Allocation is perceived as slow because it is. Getting memory from the OS is somewhat expensive because a page of memory needs to be allocated and stored off. Getting memory from traditional allocators is expensive because freespace needs to be tracked. When you say "I need 5 bytes" the allocator needs to find 5 free bytes to give back to you.

Bump allocators are fast because the operation of "I need 5 bytes" is incrementing the allocation pointer forward by 5 bytes and maybe doing a new page allocation if that's exhausted.

GC allocators are fast because they are generally bump allocators! The only difference is that when exhaustion happens the GC says "I need to run a GC".

Traditional allocators are a bit slower because they are typically something like an arena with skiplists used to find free space. When you free up memory, that skiplist needs to be updated.

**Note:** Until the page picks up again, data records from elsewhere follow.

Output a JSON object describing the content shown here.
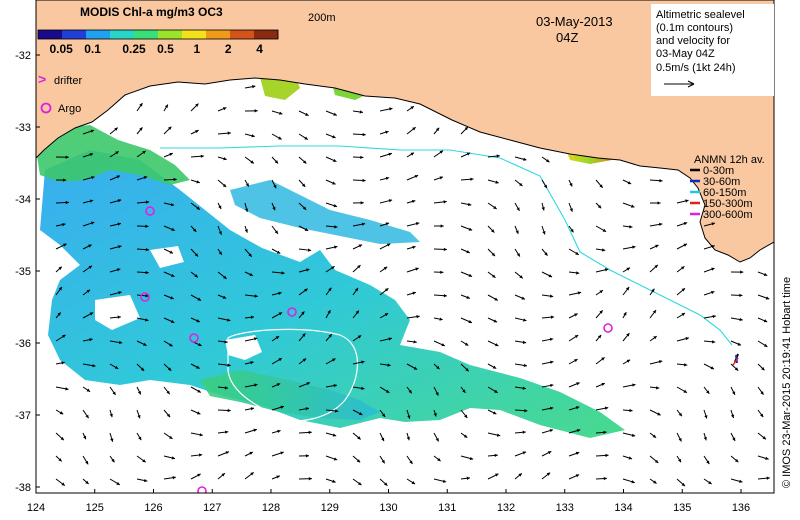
{
  "colorbar": {
    "title": "MODIS Chl-a mg/m3 OC3",
    "ticks": [
      "0.05",
      "0.1",
      "0.25",
      "0.5",
      "1",
      "2",
      "4"
    ],
    "colors": [
      "#1a0a8c",
      "#1f3fd6",
      "#1fa0f0",
      "#27d6c8",
      "#39e07a",
      "#9be22b",
      "#f2e21c",
      "#f09a1c",
      "#d2541a",
      "#8a2a10"
    ]
  },
  "map": {
    "date": "03-May-2013",
    "time": "04Z",
    "isobath_label": "200m",
    "lat_labels": [
      "-32",
      "-33",
      "-34",
      "-35",
      "-36",
      "-37",
      "-38"
    ],
    "lon_labels": [
      "124",
      "125",
      "126",
      "127",
      "128",
      "129",
      "130",
      "131",
      "132",
      "133",
      "134",
      "135",
      "136"
    ],
    "land_color": "#f9c8a0",
    "isobath_color": "#2fd8e0"
  },
  "legend": {
    "drifter_label": "drifter",
    "argo_label": "Argo",
    "drifter_marker": ">"
  },
  "altimetry_note": {
    "lines": [
      "Altimetric sealevel",
      "(0.1m contours)",
      "and velocity for",
      "03-May 04Z",
      "0.5m/s (1kt 24h)"
    ]
  },
  "anmn": {
    "title": "ANMN 12h av.",
    "items": [
      {
        "label": "0-30m",
        "color": "#000000"
      },
      {
        "label": "30-60m",
        "color": "#1428c8"
      },
      {
        "label": "60-150m",
        "color": "#20c8d8"
      },
      {
        "label": "150-300m",
        "color": "#e02020"
      },
      {
        "label": "300-600m",
        "color": "#e020e0"
      }
    ]
  },
  "credit": "© IMOS 23-Mar-2015 20:19:41 Hobart time"
}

But further, unlike bump and GC allocators another fault of traditional allocators is they have a tendency to scatter memory which has a negative impact on CPU cache performance. With the assumption that related memory tends to be allocated at the same time, GCs and bump allocators will colocate memory. But, because of the skiplist, traditional allocators will scattershot allocations to avoid free memory fragmentation.

All this said, for most apps this doesn't matter a whole lot. However, if you are doing a CPU/memory intense operation then this is stuff to know.